Factores que provocan la congestión en la frontera
Causas de la congestión fronteriza
Efecto en la cadena de abastecimiento
El exceso de inventarios produce un efecto en cadena en la logística de suministros. La necesidad de transporte de carga se incrementa, incrementando los costos de almacenamiento y distribución. Sectores como el alimenticio y los productos perecederos enfrentan desafíos adicionales, ya que asegurar su conservación necesita una mayor inversión en infraestructura específica, como refrigeración.
Incremento en los tiempos de revisión
La Cámara Nacional del Autotransporte de Carga (Canacar) ha señalado que los plazos de revisión se han multiplicado por tres desde la vuelta de Donald Trump a la Casa Blanca, particularmente en lugares estratégicos como Nuevo Laredo, Ciudad Juárez y Tijuana. En los dos días en que se aplicaron los aranceles, se calcula que aproximadamente 200,000 camiones enfrentaron demoras y modificaciones en la cadena de producción.
Fenómeno látigo en la cadena de suministro
Efecto látigo en la cadena de suministro
Acciones empresariales frente a la incertidumbre
Las compañías están buscando una mejor coordinación con transportistas, importadores y otros participantes de la cadena de abastecimiento para minimizar costos y mejorar los tiempos de entrega. La incertidumbre añade costos de transacción, debido a la falta de claridad sobre si se aplicarán aranceles o no, lo que impacta en la planificación y ejecución de operaciones logísticas.

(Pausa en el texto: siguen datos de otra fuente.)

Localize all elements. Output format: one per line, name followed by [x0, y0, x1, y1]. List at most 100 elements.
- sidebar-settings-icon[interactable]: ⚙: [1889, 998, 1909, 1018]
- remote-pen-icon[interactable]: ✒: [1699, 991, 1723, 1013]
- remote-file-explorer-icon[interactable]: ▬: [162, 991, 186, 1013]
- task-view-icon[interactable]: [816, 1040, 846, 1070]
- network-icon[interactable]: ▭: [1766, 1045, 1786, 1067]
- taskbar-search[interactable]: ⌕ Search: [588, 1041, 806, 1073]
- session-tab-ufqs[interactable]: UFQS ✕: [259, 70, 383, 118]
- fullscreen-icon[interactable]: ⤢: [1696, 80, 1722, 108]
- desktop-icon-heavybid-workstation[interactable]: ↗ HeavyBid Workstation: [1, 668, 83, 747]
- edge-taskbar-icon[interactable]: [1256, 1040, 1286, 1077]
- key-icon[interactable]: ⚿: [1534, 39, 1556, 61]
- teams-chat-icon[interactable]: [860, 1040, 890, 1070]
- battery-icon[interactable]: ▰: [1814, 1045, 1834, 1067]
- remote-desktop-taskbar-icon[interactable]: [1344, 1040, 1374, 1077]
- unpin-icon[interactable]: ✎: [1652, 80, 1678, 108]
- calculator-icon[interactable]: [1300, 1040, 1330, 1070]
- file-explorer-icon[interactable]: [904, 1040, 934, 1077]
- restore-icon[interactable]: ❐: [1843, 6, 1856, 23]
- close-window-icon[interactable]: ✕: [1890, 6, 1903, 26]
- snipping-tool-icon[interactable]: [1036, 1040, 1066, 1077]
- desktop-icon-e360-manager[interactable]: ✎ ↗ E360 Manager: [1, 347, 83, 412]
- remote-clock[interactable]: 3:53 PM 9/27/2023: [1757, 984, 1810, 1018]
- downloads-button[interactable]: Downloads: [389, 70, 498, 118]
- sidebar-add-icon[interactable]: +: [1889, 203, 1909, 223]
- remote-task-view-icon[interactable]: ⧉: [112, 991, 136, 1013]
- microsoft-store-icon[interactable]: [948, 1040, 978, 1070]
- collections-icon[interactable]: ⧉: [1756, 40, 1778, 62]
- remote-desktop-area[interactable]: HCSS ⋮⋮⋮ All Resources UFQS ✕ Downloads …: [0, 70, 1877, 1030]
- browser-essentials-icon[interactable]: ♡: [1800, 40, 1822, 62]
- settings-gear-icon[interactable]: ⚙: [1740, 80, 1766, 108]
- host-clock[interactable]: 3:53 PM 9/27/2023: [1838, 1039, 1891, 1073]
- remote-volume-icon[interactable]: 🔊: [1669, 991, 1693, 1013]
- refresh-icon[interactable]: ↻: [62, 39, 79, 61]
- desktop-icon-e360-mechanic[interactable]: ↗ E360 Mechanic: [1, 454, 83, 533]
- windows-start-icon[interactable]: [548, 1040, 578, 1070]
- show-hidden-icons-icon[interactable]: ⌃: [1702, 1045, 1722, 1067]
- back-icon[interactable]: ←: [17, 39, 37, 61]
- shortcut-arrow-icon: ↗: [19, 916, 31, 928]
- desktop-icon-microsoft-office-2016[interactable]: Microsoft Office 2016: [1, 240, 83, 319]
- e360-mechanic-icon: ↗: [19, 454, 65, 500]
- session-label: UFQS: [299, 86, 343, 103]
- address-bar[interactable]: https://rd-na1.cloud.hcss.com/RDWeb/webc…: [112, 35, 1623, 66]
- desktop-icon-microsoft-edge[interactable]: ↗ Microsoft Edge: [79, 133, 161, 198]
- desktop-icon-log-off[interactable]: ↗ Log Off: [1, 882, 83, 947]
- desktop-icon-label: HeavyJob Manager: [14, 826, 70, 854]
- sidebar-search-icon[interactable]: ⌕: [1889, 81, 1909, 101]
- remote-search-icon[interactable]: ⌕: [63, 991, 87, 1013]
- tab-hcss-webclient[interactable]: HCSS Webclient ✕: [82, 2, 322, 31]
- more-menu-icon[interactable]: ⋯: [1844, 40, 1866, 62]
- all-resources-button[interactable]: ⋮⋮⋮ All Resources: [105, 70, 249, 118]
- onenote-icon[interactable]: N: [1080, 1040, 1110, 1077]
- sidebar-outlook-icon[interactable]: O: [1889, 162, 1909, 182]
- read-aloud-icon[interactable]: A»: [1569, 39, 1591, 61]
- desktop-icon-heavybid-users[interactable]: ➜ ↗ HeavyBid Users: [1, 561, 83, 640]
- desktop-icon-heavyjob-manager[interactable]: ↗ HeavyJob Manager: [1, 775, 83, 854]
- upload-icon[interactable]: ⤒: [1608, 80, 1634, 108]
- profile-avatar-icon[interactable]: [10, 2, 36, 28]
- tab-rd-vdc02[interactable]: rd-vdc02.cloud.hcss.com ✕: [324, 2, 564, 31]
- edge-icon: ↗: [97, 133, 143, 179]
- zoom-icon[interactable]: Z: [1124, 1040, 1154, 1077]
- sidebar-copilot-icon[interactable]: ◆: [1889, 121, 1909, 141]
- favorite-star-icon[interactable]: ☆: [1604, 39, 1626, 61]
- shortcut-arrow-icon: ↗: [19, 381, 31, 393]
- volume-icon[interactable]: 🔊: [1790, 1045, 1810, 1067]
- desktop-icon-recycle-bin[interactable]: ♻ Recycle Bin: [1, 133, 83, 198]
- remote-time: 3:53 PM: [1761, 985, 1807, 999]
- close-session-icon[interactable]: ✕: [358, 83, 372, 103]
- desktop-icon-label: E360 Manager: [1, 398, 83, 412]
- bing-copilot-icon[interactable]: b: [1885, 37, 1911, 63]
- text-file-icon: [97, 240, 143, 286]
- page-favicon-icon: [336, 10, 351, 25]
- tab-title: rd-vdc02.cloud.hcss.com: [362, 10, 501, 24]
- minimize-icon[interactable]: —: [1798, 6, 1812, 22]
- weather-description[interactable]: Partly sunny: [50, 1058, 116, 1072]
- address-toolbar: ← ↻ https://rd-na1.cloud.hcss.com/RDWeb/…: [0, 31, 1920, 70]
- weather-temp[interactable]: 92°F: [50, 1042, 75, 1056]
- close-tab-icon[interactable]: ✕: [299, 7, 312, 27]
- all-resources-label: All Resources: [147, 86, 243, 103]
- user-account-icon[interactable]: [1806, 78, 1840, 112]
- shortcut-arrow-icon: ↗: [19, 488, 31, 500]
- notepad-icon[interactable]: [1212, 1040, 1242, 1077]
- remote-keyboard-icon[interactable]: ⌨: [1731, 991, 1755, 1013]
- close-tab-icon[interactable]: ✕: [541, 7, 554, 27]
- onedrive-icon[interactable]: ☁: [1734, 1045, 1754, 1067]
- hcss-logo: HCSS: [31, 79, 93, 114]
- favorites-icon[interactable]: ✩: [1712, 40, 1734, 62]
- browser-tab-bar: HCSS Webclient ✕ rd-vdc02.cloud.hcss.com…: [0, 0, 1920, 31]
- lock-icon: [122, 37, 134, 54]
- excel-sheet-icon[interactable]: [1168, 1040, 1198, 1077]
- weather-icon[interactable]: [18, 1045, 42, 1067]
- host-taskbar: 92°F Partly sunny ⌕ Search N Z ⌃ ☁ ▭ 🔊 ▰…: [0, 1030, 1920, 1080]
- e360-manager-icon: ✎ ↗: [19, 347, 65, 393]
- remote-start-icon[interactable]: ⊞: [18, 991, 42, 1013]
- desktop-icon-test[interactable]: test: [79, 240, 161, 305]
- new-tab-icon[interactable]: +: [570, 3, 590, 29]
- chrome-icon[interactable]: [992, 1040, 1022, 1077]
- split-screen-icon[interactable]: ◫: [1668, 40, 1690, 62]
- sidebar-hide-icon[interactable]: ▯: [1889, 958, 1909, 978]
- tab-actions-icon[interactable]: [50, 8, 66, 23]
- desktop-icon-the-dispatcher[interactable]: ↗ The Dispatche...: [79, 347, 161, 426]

Consecuencias para el consumidor final
Repercusiones en el consumidor final
Aunque el mayor efecto de esta crisis podría reflejarse en el consumidor final estadounidense, quien enfrentará precios más altos en ciertos productos, las empresas deben ajustar sus operaciones para mantener su competitividad. Esto implica buscar maneras de hacer más eficientes sus procesos y absorber parte de los costos adicionales para no trasladarlos completamente al consumidor.